Dive Brief:
- As the Ukraine war grinds on, the FBI has seen Russia take steps to launch potentially destructive attacks against U.S. and overseas targets, spurring the agency to warn potential targets and disrupt attacks, FBI Director Christopher Wray said. Wray, speaking Wednesday at the Boston Conference on Cyber Security, said the Russia-based ransomware gangs have engaged in cyber activity in support of the Russian government.
- But China has closely watched events since the start of the Ukraine war, Wray said, and is by far the largest nation-state threat to the U.S. China's efforts to dominate global technology has come, in part, from stealing research and proprietary secrets from U.S. companies.
- Other nation-state adversaries have actively targeted the U.S. too, Wray said. The FBI helped disrupt an Iran-sponsored attack on Boston Children’s Hospital in 2021, calling it one of the most despicable cyberattacks he’s seen.
Dive Insight:
The speech comes at an urgent time for the FBI and other federal agencies looking to prevent a potentially catastrophic act of retaliation by Russia-linked threat actors since the invasion of Ukraine in February
The FBI, working in concert with the Cybersecurity and Information Security Agency, the National Security Agency and foreign allies, has repeatedly warned industries about potential malicious cyber activity against critical infrastructure sites, including energy, utilities and water.

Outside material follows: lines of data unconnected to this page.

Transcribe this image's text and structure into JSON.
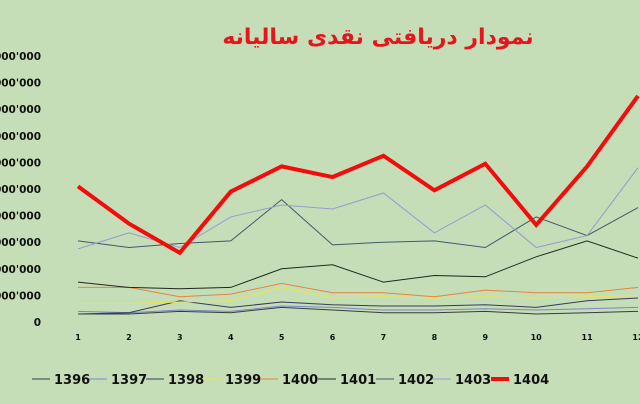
{
  "chart_data": {
    "type": "line",
    "title": "نمودار دریافتی نقدی سالیانه",
    "title_color": "#e8141b",
    "background": "#c5deb8",
    "x": [
      "1",
      "2",
      "3",
      "4",
      "5",
      "6",
      "7",
      "8",
      "9",
      "10",
      "11",
      "12"
    ],
    "ytick_labels": [
      "0",
      "'000'000",
      "'000'000",
      "'000'000",
      "'000'000",
      "'000'000",
      "'000'000",
      "'000'000",
      "'000'000",
      "'000'000",
      "'000'000"
    ],
    "ylim": [
      0,
      10
    ],
    "grid": false,
    "legend_position": "bottom",
    "series": [
      {
        "name": "1396",
        "color": "#3b3b3b",
        "width": 1,
        "values": [
          0.3,
          0.3,
          0.4,
          0.35,
          0.55,
          0.45,
          0.35,
          0.35,
          0.4,
          0.3,
          0.35,
          0.4
        ]
      },
      {
        "name": "1397",
        "color": "#7a86c8",
        "width": 1,
        "values": [
          0.4,
          0.35,
          0.45,
          0.4,
          0.6,
          0.55,
          0.45,
          0.45,
          0.5,
          0.45,
          0.5,
          0.55
        ]
      },
      {
        "name": "1398",
        "color": "#3a3a5a",
        "width": 1,
        "values": [
          0.3,
          0.35,
          0.8,
          0.55,
          0.75,
          0.65,
          0.6,
          0.6,
          0.65,
          0.55,
          0.8,
          0.9
        ]
      },
      {
        "name": "1399",
        "color": "#e8e84a",
        "width": 1,
        "values": [
          0.7,
          0.7,
          0.75,
          0.8,
          1.3,
          0.9,
          0.95,
          0.9,
          0.95,
          0.9,
          0.95,
          1.0
        ]
      },
      {
        "name": "1400",
        "color": "#e8843a",
        "width": 1,
        "values": [
          1.3,
          1.3,
          0.95,
          1.05,
          1.45,
          1.1,
          1.1,
          0.95,
          1.2,
          1.1,
          1.1,
          1.3
        ]
      },
      {
        "name": "1401",
        "color": "#1f2a1f",
        "width": 1,
        "values": [
          1.5,
          1.3,
          1.25,
          1.3,
          2.0,
          2.15,
          1.5,
          1.75,
          1.7,
          2.45,
          3.05,
          2.4
        ]
      },
      {
        "name": "1402",
        "color": "#3e5a68",
        "width": 1,
        "values": [
          3.05,
          2.8,
          2.95,
          3.05,
          4.6,
          2.9,
          3.0,
          3.05,
          2.8,
          3.95,
          3.25,
          4.3
        ]
      },
      {
        "name": "1403",
        "color": "#9a9ad2",
        "width": 1,
        "values": [
          2.75,
          3.35,
          2.8,
          3.95,
          4.4,
          4.25,
          4.85,
          3.35,
          4.4,
          2.8,
          3.25,
          5.8
        ]
      },
      {
        "name": "1404",
        "color": "#f20c0c",
        "width": 4,
        "values": [
          5.1,
          3.7,
          2.6,
          4.9,
          5.85,
          5.45,
          6.25,
          4.95,
          5.95,
          3.65,
          5.85,
          8.5
        ]
      }
    ]
  }
}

Wray reminded the conference that Russia was behind the 2017 NotPetya attacks, which started out as an attack that appeared to be criminal in nature, but rapidly spread across Europe, hit the U.S., Australia and even some organizations inside Russia.
“Now in Ukraine, we see them again, launching disruptive attacks using tools like wiper malware,” Wray said. “And we’re watching for their cyber activities to become more destructive as the war keeps going poorly for them.”

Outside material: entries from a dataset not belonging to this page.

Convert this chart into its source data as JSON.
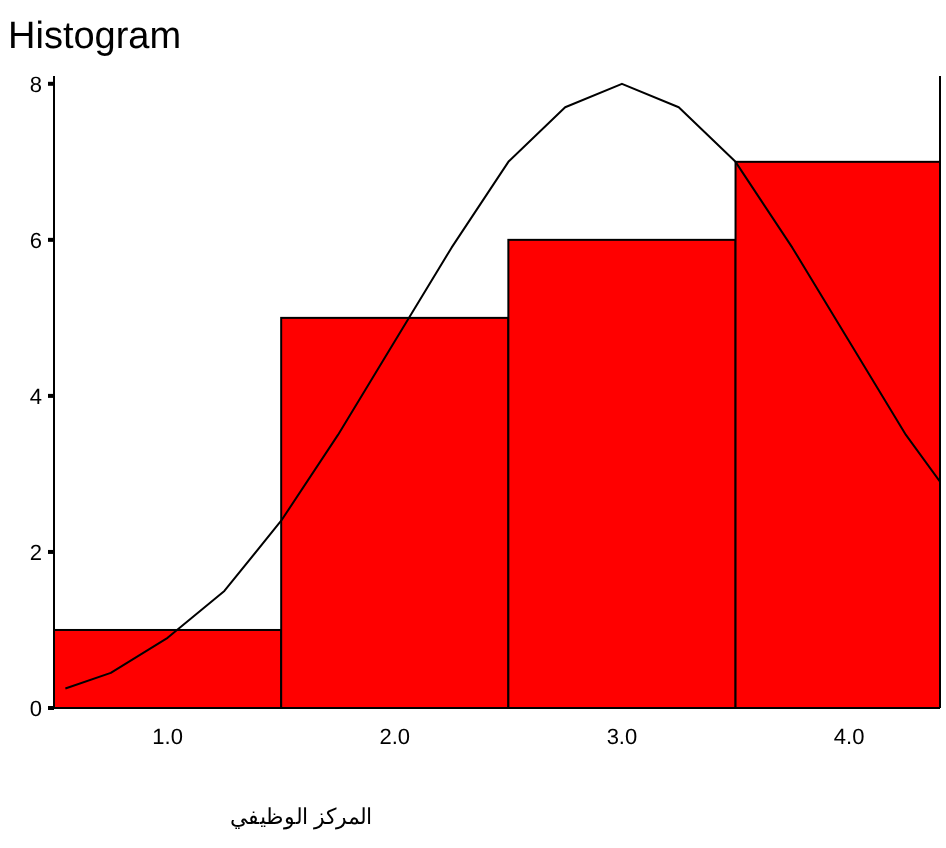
{
  "chart_data": {
    "type": "histogram",
    "title": "Histogram",
    "xlabel": "المركز الوظيفي",
    "bins": [
      0.5,
      1.5,
      2.5,
      3.5,
      4.5
    ],
    "values": [
      1,
      5,
      6,
      7
    ],
    "color": "#ff0000",
    "series": [
      {
        "type": "line",
        "color": "#000000",
        "x": [
          0.55,
          0.75,
          1.0,
          1.25,
          1.5,
          1.75,
          2.0,
          2.25,
          2.5,
          2.75,
          3.0,
          3.25,
          3.5,
          3.75,
          4.0,
          4.25,
          4.4
        ],
        "values": [
          0.25,
          0.45,
          0.9,
          1.5,
          2.4,
          3.5,
          4.7,
          5.9,
          7.0,
          7.7,
          8.0,
          7.7,
          7.0,
          5.9,
          4.7,
          3.5,
          2.9
        ]
      }
    ],
    "xlim": [
      0.5,
      4.4
    ],
    "ylim": [
      0,
      8.1
    ],
    "xticks": [
      {
        "value": 1,
        "label": "1.0"
      },
      {
        "value": 2,
        "label": "2.0"
      },
      {
        "value": 3,
        "label": "3.0"
      },
      {
        "value": 4,
        "label": "4.0"
      }
    ],
    "yticks": [
      0,
      2,
      4,
      6,
      8
    ],
    "grid": false
  }
}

The agency was part of an April operation to disrupt Cyclops Blink, a state-backed botnet that was used by the Sandworm threat actor to infect thousands of devices worldwide. The botnet had been used to infect WatchGuard firewall appliances and Asus routers.
More recently, security researchers disclosed the development of destructive custom-made malware that could sabotage major industrial sites. Researchers said the malware, dubbed Pipedream or Incontroller, has not been officially attributed to any particular state actor. Wray did not especially mention the industrial malware during his address.
For the FBI, the conference was another opportunity to admonish listeners about the need for public-private information sharing. During a brief question and answer session, Wray reminded conference attendees and virtual participants about the need for U.S. companies to come forward with any potential cyberthreats or extortion demands.
The FBI is capable of disrupting operations, Wray said, and in some cases tracing and recovering ransom payments if information is gathered early.
Beyond reaction, FBI cyber efforts can aid attack deterrence too. Wray did not provide much detail on the plot against the hospital, but said the agency got a report from an intelligence partner of an impending attack. Agents from the FBI Boston field office quickly notified hospital officials, who confirmed the incident to Cybersecurity Dive.
“Thanks to the FBI and our Boston Children’s Hospital staff working so closely together, we proactively thwarted the threat to our network,” hospital spokesperson Sarah Tanner said via email.